“Can’t always have what we want,” remarked George philosophically.

“Who won the game?” asked Bill. “The one you saw, Terry?”

“Why, Lawrenceville, of course. Smeared ’em—outplayed those freshies from start to finish and did it with a lighter team. Thirty-three to nothing—think of it!”

Dorothy turned toward George.

“Stoker Conway—I like that name, ‘Stoker.’ How did you get it?”

George grinned. “I was a grubby little mutt—my first term at Lawrenceville.

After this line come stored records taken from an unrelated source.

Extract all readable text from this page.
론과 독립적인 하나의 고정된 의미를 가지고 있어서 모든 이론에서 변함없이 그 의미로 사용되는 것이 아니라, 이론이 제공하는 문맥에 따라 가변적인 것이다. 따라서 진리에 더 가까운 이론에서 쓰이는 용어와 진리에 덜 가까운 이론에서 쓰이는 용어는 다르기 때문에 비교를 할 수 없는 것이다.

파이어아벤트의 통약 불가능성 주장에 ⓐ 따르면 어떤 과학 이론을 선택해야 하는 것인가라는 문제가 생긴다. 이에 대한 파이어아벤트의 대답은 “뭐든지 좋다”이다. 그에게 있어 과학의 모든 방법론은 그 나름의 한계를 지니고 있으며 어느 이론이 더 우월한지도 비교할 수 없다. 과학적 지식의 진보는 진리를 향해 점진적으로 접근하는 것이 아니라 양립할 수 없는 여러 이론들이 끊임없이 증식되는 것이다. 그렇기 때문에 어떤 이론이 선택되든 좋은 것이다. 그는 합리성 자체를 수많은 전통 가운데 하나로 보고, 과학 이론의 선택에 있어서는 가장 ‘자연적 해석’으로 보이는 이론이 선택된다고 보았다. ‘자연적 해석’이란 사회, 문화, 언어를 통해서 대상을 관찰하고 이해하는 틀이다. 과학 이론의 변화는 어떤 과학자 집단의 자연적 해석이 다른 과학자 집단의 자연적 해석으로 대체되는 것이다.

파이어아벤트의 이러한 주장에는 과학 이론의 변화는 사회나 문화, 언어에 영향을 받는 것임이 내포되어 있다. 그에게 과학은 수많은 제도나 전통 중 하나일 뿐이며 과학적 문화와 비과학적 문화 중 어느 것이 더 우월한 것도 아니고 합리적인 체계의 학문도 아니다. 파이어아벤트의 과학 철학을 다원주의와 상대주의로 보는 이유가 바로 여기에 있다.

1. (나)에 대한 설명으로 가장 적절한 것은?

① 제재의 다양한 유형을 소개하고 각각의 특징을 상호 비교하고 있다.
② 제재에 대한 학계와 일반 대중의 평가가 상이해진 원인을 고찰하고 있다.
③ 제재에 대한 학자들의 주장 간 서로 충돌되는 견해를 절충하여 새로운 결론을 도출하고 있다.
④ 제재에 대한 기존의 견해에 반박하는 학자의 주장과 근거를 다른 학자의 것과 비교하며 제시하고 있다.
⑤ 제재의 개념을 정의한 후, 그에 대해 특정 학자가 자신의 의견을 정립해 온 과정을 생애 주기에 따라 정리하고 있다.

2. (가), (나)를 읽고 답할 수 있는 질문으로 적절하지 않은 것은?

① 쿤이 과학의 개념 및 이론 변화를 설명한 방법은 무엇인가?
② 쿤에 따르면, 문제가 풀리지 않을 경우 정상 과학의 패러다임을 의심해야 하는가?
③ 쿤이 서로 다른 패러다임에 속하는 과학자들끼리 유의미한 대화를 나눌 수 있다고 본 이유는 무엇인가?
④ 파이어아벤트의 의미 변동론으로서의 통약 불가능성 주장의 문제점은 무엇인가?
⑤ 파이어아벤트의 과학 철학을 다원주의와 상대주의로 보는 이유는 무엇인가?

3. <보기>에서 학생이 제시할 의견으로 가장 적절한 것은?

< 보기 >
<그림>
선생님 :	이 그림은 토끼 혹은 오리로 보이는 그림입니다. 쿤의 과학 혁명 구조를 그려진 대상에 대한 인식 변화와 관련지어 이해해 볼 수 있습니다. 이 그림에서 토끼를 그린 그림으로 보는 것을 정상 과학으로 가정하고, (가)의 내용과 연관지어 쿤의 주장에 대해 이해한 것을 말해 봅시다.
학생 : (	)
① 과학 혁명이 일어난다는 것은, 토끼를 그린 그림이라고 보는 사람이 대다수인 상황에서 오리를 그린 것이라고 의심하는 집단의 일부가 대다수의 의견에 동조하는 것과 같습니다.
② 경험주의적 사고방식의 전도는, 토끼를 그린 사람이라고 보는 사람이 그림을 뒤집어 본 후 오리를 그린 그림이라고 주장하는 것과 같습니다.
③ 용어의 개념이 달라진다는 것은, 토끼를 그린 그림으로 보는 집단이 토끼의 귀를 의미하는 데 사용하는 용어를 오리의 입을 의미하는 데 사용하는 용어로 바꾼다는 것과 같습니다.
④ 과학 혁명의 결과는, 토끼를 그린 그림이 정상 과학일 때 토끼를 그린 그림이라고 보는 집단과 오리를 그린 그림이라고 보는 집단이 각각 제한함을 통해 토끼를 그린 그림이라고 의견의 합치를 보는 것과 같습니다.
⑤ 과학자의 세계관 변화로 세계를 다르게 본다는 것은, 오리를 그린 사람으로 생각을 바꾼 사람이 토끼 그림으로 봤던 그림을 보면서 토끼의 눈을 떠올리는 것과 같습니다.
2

Somebody pasted the name on me, and it stuck.”

“Three celebrities at one table,” sighed Terry. “I knew we had two with us to-night—but a third! It’s just too much. Betty, you and I have just got to do something to make ourselves famous. There’s practically no hope for me, I admit, but you will probably become a movie queen, when you’re old enough—ash-gold hair and a baby doll face are all the rage on the screen!”

“Oh, I don’t know,” hit back Betty, ignoring the laughter caused by this left handed compliment. “How about the fame you won in the diamond smuggling case? You got plenty of newspaper publicity then.”

This sally turned the laugh on Terry, for as the three others knew, he had played anything but an heroic part in that episode.

But Terry was a jolly soul and his hearty laugh at his own expense joined with the others.